V.L.E. - Book of Illusions Chapter 1 (Autoproduction) - 01/01/2002 @ 14h45
Les initiales de ce projet solo américain signifient « Virtual Listening Experience », et honnêtement il aurait été difficile de trouver patronyme qui colle davantage à cette musique que cette pragmatique définition. Nous sommes en présence d’un musicien autodidacte dont le dessein avoué est de dépeindre des atmosphères à travers diverses techniques d’improvisation et d’amalgames fusionnels des instruments qu’il utilise et des sons qu’ils génèrent. Au delà de ce briefing un peu opaque ce que propose concrètement V.L.E. est une synthèse spécifique de musique d’ambiance, de guitares électriques et de batterie, un peu comme si on greffait des architectures metal sur un CD de relaxation méditative, et j’exagère à peine… Le résultat est saisissant à l’oreille, quoique quelque peu bridé par des traits d’amateurisme à gommer à l’avenir (son étouffé, arrangements pas toujours très fluides, morceaux qui s’achèvent de façon trop abrupte).

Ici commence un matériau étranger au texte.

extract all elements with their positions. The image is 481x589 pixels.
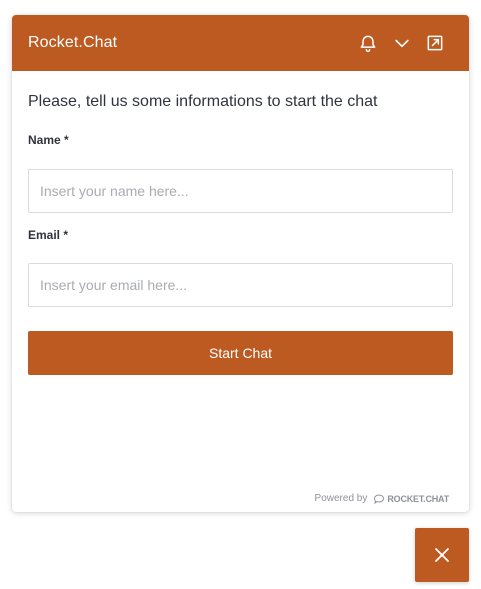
header-title: Rocket.Chat — [28, 34, 118, 51]
rocketchat-logo[interactable]: ROCKET.CHAT — [373, 494, 449, 504]
chevron-down-icon[interactable] — [390, 31, 414, 55]
name-input[interactable] — [28, 169, 453, 213]
email-input[interactable] — [28, 263, 453, 307]
start-chat-button[interactable]: Start Chat — [28, 331, 453, 375]
widget-footer: Powered by ROCKET.CHAT — [314, 493, 450, 504]
close-icon — [435, 548, 449, 562]
brand-text: ROCKET.CHAT — [387, 493, 449, 504]
close-chat-button[interactable] — [415, 528, 469, 582]
popout-icon[interactable] — [423, 31, 447, 55]
email-label: Email * — [28, 228, 69, 242]
widget-header: Rocket.Chat — [12, 15, 469, 71]
bell-icon[interactable] — [356, 31, 380, 55]
name-label: Name * — [28, 133, 69, 147]
rocket-logo-icon — [374, 493, 385, 504]
intro-text: Please, tell us some informations to sta… — [28, 93, 378, 110]
powered-by-text: Powered by — [314, 493, 368, 504]
chat-widget: Rocket.Chat Please, tell us some informa… — [12, 15, 469, 512]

L’éclectisme est à l’honneur tout au long des sept titres de ce « Book of Illusions », dont certains lorgnent du côté du doom avec guitares bourdonnantes et tempos paralytiques (« Freedom to fly » et son chant de cathédrale, « Drift » ou « Behold the Night, Beyond Sunsets » où le langoureux dialogue des guitares entrecroisées – lourd riff de base contre decrescendo répétitif en aigu – ouvre même la porte à des suppliques agonisantes à la Agalloch). Sur d’autres passages – à mon sens les meilleurs – comme le bien trop bref « Kano » ou l’ouverture de « Behold the Night, Beyond Sunsets », ce sont les lamentations saturées des guitares qui accompagnent des dérives apathiques mais planantes, tout comme certains longs solos rock d’antan injectaient des effluves d’adrénaline dans l’échine d’un parterre de fans déchirés à la fumette (remember Van Halen sur « Respect the Wind » ou Pink Floyd à la fin de l’éprouvant « Comfortably Numb »). Et lorsque V.L.E. met sa guitare au placard (cf. « Stark ») on se retrouve à errer au milieu de rêves synthétiques et lyriques dignes de ces films de SF du début des années 80, type « Blade Runner », dont les anticipations manichéennes au seuil de l’an 2000, à cheval entre le glauque et le kitsch, étaient encore plus réjouissantes que ce qu’il en est advenu.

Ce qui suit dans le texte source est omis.